Lively and playful works on paper and canvas

A Drop, 24 x 24 oil on canvas, by Chris Chou

Chris Chou studied art in Taiwan, Hawaii, New York, and Boston, but her paintings are, she says, “aboriginal.” Viewers of her work would likely agree. The primal colors — reds, yellows, and blues — and primitive designs — lines and circles — suggest the work of the native peoples of Australia. But when Chou describes her work as aboriginal, she is talking about something else.

“None of my teachers ever really touched my work,” says Chou (CFA’01), whose paintings are on display at the Sherman Gallery through March 3. “They all just let me be myself. They let me have my own territory, and in that way I’m aboriginal.”

The 44-year-old artist was born in Taiwan and moved to the Hawaiian island of Oahu in 1991. When a teacher there encouraged her to pursue her painting in New York, she came to the mainland, studying for three and a half years at the New York Studio School of Drawing, Painting and Sculpture. In 1999, Chou began studying at the College of Fine Arts, where she earned an MFA. She is now an artist in residence at CFA’s school of visual arts.

As such, Chou teaches two courses, one in painting and one in drawing. “I like to teach,” she says, “even though it takes away from my painting time. I have a great time with my students. I was surprised at how nice they are.

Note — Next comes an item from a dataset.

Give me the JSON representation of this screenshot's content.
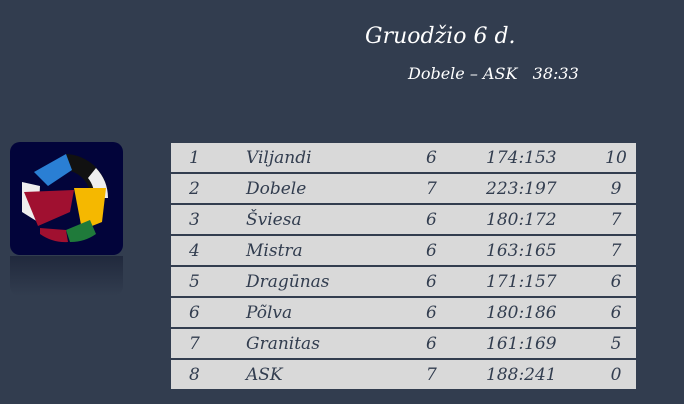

They are always bringing in sweet things to eat.”

Chou says she greatly admires the work of Matisse and Philip Guston, who taught at CFA in the 1970s, but she believes that their influence on her style is minimal. What really influenced her work, she says, was a cancer scare several years ago. “I used to be a figurative painter,” she says, “but after my mother died of cancer, it looked like I might have it too. When I found out that I didn’t, I decided to be my own person and speak my own language. That’s when I became an abstract artist. Now I just use my own symbols to create a new way to approach painting. I feel great about it. That’s why I work 12 hours a day.”

Chou has been awarded residencies at several artist colonies, including the Vermont Studio Center, the Chautauqua Institute, and the Skowhegan School of Painting and Sculpture. Her work has been shown in Boston at Gallery 16 and the Alpha Gallery and in New York at Lafayette Gallery and 3636 Studio.

On Wednesday, February 15, Chou will give an artist talk about her work, from 1 to 2 p.m. at the Sherman Gallery. The gallery is located at 775 Commonwealth Avenue. Gallery hours are Tuesday to Friday, 11 a.m. to 5 p.m., and Saturday and Sunday, 1 to 5 p.m.